I didn't even want him to pay for all of it, I have been saving up and just wanted them to help me with the rest, but he kept telling me that they have no money for that. Well, my birthday just rolled around, and my parents bought me a book that I mentioned in passing and a $25 take-out gift card to a place I like. I thanked them, but they saw that I wasn't too thrilled and asked me what was wrong.
I told them that while I appreciated the gifts, I thought that they were finally going to help me with the remaining $800 for buying the used car seeing that they could now afford a new car for my sister.

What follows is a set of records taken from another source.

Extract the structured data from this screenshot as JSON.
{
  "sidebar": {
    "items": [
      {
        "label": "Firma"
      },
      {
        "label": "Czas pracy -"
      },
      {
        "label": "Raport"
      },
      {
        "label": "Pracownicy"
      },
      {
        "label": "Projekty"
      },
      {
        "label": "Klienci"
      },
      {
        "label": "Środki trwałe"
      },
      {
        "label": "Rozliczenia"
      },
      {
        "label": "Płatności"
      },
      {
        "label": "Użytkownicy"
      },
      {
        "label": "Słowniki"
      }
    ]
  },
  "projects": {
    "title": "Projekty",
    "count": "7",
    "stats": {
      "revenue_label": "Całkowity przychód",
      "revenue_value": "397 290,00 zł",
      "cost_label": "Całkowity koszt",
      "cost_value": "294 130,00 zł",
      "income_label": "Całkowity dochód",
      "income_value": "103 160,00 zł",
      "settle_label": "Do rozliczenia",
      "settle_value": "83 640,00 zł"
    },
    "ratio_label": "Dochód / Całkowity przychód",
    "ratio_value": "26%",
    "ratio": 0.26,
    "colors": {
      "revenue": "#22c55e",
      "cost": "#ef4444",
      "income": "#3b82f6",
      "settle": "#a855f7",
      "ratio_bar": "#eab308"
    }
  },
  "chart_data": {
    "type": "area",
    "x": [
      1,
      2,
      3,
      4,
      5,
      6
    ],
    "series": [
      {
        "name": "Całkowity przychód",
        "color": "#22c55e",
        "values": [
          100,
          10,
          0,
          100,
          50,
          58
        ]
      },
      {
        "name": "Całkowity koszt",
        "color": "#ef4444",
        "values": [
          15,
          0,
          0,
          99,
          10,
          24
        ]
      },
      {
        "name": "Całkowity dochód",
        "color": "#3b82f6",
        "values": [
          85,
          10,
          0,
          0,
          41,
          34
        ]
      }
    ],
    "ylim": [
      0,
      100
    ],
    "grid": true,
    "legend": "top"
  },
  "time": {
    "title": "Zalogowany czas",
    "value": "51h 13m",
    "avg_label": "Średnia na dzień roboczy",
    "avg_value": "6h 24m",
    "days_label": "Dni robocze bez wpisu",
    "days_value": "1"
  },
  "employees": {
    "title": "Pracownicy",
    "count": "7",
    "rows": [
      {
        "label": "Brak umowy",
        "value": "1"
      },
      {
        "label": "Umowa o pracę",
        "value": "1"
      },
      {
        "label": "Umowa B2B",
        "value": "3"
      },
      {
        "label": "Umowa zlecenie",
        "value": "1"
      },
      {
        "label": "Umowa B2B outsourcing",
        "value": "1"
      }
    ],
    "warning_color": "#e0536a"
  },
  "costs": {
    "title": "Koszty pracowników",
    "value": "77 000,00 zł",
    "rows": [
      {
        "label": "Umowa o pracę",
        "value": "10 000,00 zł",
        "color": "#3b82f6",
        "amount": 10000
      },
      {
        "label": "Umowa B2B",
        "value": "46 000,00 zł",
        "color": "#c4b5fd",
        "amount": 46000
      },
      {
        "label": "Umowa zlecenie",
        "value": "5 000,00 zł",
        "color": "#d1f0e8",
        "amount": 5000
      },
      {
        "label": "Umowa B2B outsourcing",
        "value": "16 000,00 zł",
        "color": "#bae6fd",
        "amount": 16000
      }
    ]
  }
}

But that's when they accused me of being jealous of my sister who had just gone through something very traumatic and that I was trying to make everything about me and why couldn't just be happy for her. They said that at the end of the day, I had a job and could just continue saving.
People stood on OP's side.
- "It's not jealousy to feel undervalued. I understand your sister has been through hell, but siblings of sick kids always seem to get lost in the panic. It's entirely up to you, but if it were possible, I'd really talk to your parents about how this made you feel. You stepped up and took care of the household while never giving up on your sister.
I think they're probably scared, and I get that the diagnosis changed everyone's lives, but if they continue to paint this picture of you in their heads that you're resentful and jealous, that can so negatively impact your relationship with them in the future." Arakarani / Reddit - "Yes, your sister went through a lot, but so did you. I understand that while she was going through treatment she may have gotten more gifts from friends, family, etc. But when giving gifts to you and your sister for birthdays, Christmas, etc., their values should be equal." sammac66 / Reddit
- "Your parents are harming all of their children with the special treatment they are giving one of the kids. That kid has now learned that she just needs to be sick, and she will get all of the love, attention, and gifts." Beautiful-Elephant34 / Reddit
- "This would be the end of me helping out. Do your chores and move on. It's sad that your sister has to deal with cancer. But the gap between gifts is too much. And if you keep giving, your resentment will keep building." Aggressive_Cup8452 / Reddit
- "I'd get more hours at work so you can save more for that car. If you can't babysit anymore, well, too bad. You are just doing what they said, right?
Also, I would study more in a quiet library or start volunteering in your community and so on. All those extra chores you have done to help out, nope. They can do them now that the treatments are over." Round_Butterfly2091 / Reddit - "This is a surefire way for your parents to create a situation where you resent both them and your sibling. I understand wanting to do something nice for your sister after what she's been through, but the gifts are really disproportionate, and I'm not sure why they thought that was a good idea. Especially if you've been carrying the weight of chores and housework for others while your sister has been sick." Honest-Sector-4558 / Reddit
Navigating the complex emotions of their sister's triumph over cancer and the disparate gifts they received has been a journey of its own. In the end, their sister's health and happiness were the true rewards, and that was something they all received.